The 100 million projection comes from Security Fix, which also reported:

Heartland does not know how long the malicious software was in place, how it got there or how many accounts may have been compromised. The stolen data includes names, credit and debit card numbers and expiration dates.

From Heartlands press release:

"We found evidence of an intrusion last week and immediately notified federal law enforcement officials as well as the card brands," said Robert H.B. Baldwin, Jr., Heartland's president and chief financial officer. "We understand that this incident may be the result of a widespread global cyber fraud operation, and we are cooperating closely with the United States Secret Service and Department of Justice."

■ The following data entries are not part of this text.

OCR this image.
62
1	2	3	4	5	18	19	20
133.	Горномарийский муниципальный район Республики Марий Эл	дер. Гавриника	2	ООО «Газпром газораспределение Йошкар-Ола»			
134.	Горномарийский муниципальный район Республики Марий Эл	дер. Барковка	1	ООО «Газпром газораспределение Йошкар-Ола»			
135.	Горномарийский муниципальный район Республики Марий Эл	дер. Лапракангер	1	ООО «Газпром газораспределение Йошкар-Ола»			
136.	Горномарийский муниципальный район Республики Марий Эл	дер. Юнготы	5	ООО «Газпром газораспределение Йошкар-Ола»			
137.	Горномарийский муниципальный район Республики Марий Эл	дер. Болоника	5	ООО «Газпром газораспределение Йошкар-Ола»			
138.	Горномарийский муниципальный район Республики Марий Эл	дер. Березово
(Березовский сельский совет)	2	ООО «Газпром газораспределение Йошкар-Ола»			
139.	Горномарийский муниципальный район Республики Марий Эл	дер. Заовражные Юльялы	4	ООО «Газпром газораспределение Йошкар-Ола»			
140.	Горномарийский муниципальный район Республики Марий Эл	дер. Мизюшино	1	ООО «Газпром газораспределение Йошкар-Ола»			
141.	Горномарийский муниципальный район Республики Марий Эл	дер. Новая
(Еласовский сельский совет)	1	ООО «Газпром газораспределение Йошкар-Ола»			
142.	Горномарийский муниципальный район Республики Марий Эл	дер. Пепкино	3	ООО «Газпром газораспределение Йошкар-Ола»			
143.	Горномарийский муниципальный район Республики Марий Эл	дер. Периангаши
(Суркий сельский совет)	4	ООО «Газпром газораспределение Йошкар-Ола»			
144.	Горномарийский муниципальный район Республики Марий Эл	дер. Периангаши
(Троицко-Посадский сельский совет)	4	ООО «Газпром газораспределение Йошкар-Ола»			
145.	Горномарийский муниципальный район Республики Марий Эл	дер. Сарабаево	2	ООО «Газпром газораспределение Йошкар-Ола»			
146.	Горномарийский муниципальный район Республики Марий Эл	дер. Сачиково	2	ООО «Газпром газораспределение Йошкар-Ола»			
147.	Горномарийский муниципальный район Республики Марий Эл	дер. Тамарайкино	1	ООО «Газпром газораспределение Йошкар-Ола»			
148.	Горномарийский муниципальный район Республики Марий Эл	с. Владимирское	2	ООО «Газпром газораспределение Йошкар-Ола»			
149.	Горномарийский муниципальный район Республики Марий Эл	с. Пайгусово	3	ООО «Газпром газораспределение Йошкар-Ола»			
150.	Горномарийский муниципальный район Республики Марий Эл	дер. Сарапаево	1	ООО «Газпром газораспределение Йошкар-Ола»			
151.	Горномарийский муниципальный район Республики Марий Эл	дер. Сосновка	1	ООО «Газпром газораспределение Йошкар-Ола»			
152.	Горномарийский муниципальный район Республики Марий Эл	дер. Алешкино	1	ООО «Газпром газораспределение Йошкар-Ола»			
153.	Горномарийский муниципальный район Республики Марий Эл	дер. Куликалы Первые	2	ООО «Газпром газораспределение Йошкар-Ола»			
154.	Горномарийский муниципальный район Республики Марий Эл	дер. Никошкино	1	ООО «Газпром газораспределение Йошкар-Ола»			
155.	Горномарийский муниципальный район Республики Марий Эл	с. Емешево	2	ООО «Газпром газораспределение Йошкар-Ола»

No merchant data or cardholder Social Security numbers, unencrypted personal identification numbers (PIN), addresses or telephone numbers were involved in the breach. Nor were any of Heartland's check management systems; Canadian, payroll, campus solutions or micropayments operations; Give Something Back Network; or the recently acquired Network Services and Chockstone processing platforms.

After being alerted by Visa® and MasterCard® of suspicious activity surrounding processed card transactions, Heartland enlisted the help of several forensic auditors to conduct a thorough investigation into the matter. Last week, the investigation uncovered malicious software that compromised data that crossed Heartland's network.

Heartland immediately took a number of steps to further secure its systems. In addition, Heartland will implement a next-generation program designed to flag network anomalies in real-time and enable law enforcement to expeditiously apprehend cyber criminals.

Heartland has created a website -- www.2008breach.com -- to provide information about this incident and advises cardholders to examine their monthly statements closely and report any suspicious activity to their card issuers. Cardholders are not responsible for unauthorized fraudulent charges made by third parties.

If this unfolds like the TJX data breach, we'll hear about it for months and the full story will take that long to get out. If the 100 million estimate holds it will set a record. Data breaches are getting bigger and possibly more difficult to detect.

The scariest part of all this is that it is not unreasonable to project that at some point, there will be so many large breaches that is it more likely that an individual's credit data has been compromised rather than not.